Currently a URI or a literal is returned. https://github.com/ckan/ckanext-dcat/blob/master/ckanext/dcat/profiles.py#L1411 Only a URI should be used at this point.

jlanza commented 1 year ago

Maybe a newbie question. Why is it not required to explicitly say the the ref in the URI is point to a dct:MediaType class?

if mimetype:
    mimetype_ref = URIRef(mimetype)
    g.add((mimetype_ref, RDF.type, DCT.MediaType))
    g.add((distribution, DCAT.mediaType, mimetype_ref))
jlanza commented 1 year ago

I would like to add another comment concerning the same issue with the dcat:mediaType value. As from the DCAT-AP spec both dct:format and dcat:mediaType are dct:MediaType.

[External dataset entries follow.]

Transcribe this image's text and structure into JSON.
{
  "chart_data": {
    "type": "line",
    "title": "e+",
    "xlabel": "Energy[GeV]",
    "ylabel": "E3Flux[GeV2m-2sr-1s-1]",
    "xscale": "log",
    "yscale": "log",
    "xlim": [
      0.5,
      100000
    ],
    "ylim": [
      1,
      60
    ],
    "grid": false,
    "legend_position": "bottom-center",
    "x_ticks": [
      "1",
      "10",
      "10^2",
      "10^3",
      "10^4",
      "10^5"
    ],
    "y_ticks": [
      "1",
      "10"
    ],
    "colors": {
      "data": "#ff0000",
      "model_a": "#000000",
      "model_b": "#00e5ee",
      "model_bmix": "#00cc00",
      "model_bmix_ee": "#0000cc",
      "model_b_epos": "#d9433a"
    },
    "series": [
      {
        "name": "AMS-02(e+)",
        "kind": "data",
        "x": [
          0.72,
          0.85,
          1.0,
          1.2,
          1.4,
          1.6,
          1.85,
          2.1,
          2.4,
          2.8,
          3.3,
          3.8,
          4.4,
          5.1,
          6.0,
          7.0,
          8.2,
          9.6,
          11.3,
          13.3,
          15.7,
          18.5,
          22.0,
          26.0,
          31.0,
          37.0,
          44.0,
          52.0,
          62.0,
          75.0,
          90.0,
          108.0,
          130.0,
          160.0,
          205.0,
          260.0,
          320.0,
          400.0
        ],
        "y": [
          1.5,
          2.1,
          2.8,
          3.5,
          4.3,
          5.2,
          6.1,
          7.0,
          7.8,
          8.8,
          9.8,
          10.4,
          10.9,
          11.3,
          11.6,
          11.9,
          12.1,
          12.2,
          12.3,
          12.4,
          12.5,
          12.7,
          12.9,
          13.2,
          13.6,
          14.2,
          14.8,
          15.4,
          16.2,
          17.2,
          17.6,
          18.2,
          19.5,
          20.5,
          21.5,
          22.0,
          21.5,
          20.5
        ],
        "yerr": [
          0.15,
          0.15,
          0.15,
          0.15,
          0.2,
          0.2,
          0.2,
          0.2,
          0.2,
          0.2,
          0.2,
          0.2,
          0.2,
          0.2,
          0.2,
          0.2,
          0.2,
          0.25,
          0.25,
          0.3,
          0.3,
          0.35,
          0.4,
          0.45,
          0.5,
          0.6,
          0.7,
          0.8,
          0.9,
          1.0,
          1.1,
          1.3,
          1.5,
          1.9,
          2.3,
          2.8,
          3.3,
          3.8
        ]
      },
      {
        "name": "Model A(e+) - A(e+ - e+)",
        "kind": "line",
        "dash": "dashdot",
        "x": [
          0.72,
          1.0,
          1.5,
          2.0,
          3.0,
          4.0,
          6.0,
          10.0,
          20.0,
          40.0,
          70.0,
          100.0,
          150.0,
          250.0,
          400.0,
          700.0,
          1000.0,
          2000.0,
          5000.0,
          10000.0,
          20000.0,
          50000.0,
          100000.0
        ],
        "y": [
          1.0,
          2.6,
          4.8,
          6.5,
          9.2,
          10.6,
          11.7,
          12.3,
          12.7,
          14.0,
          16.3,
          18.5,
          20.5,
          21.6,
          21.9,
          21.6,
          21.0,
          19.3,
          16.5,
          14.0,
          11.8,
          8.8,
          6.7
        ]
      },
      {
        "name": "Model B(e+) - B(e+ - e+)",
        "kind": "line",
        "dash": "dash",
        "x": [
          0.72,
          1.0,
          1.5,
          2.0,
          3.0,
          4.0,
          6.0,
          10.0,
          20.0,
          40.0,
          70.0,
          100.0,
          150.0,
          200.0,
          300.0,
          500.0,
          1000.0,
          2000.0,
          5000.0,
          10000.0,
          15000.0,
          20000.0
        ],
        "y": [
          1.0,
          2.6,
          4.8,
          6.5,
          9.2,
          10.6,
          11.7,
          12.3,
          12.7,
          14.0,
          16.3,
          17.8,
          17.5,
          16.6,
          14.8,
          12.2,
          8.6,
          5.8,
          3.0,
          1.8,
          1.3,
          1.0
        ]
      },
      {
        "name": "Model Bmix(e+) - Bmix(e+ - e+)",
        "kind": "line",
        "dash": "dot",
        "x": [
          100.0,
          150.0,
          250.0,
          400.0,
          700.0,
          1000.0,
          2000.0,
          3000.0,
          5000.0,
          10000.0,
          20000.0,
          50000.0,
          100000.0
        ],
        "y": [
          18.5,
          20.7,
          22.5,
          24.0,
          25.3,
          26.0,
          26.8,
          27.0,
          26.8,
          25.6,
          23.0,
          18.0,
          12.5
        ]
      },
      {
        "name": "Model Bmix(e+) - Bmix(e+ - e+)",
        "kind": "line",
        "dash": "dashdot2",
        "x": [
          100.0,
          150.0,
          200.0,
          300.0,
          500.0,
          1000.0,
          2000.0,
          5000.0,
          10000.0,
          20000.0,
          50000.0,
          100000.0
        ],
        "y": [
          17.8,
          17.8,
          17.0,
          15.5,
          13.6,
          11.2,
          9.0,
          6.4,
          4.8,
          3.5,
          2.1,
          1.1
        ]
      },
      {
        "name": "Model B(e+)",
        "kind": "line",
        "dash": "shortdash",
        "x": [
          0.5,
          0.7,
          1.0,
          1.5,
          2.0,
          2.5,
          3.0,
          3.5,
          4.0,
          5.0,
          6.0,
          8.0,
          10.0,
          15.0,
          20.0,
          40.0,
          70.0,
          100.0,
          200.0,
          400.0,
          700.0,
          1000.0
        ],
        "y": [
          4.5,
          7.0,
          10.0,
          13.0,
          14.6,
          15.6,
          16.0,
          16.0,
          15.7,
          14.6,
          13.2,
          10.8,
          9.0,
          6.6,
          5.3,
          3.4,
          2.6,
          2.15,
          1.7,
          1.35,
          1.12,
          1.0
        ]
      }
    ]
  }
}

In this sense, if you consider using the full URI of IANA, that is for example https://www.iana.org/assignments/media-types/application/ld+json or the URI of the data.europa.eu vocabulary as suggested by the European Data Portal Metadata Quality Assessment Methodology, CKAN is not showing the previsualization.

Find below 2 examples of what I mean. It is not just the previsualization but the way the Dataset is later on serialized.

  1. Format set as JSON_LD and mediaType as the short IANA definition application/ld+json. You can see the previsualization.

jsonld-noref jlanza

In this case the serialization of the properties of the Dataset results in:

"dct:format": "JSON_LD"
"dcat:mediaType": "application/ld+json"
  1. Format set as full URI http://publications.europa.eu/resource/authority/file-type/JSON_LD and mediaType as https://www.iana.org/assignments/media-types/application/ld+json. You cannot see the previsualization.

jsonld-ref jlanza

In this case the serialization of the properties of the Dataset as JSON-LD results in:

"dct:format": {
        "@id": "http://publications.europa.eu/resource/authority/file-type/JSON_LD"
},
"dcat:mediaType": {
        "@id": "https://www.iana.org/assignments/media-types/application/ld+json"
 }

As you can see the first one is not fully compliant with DCAT-AP but CKAN behaves as expected. The second is just the other way round, complaint but CKAN is not working as expected.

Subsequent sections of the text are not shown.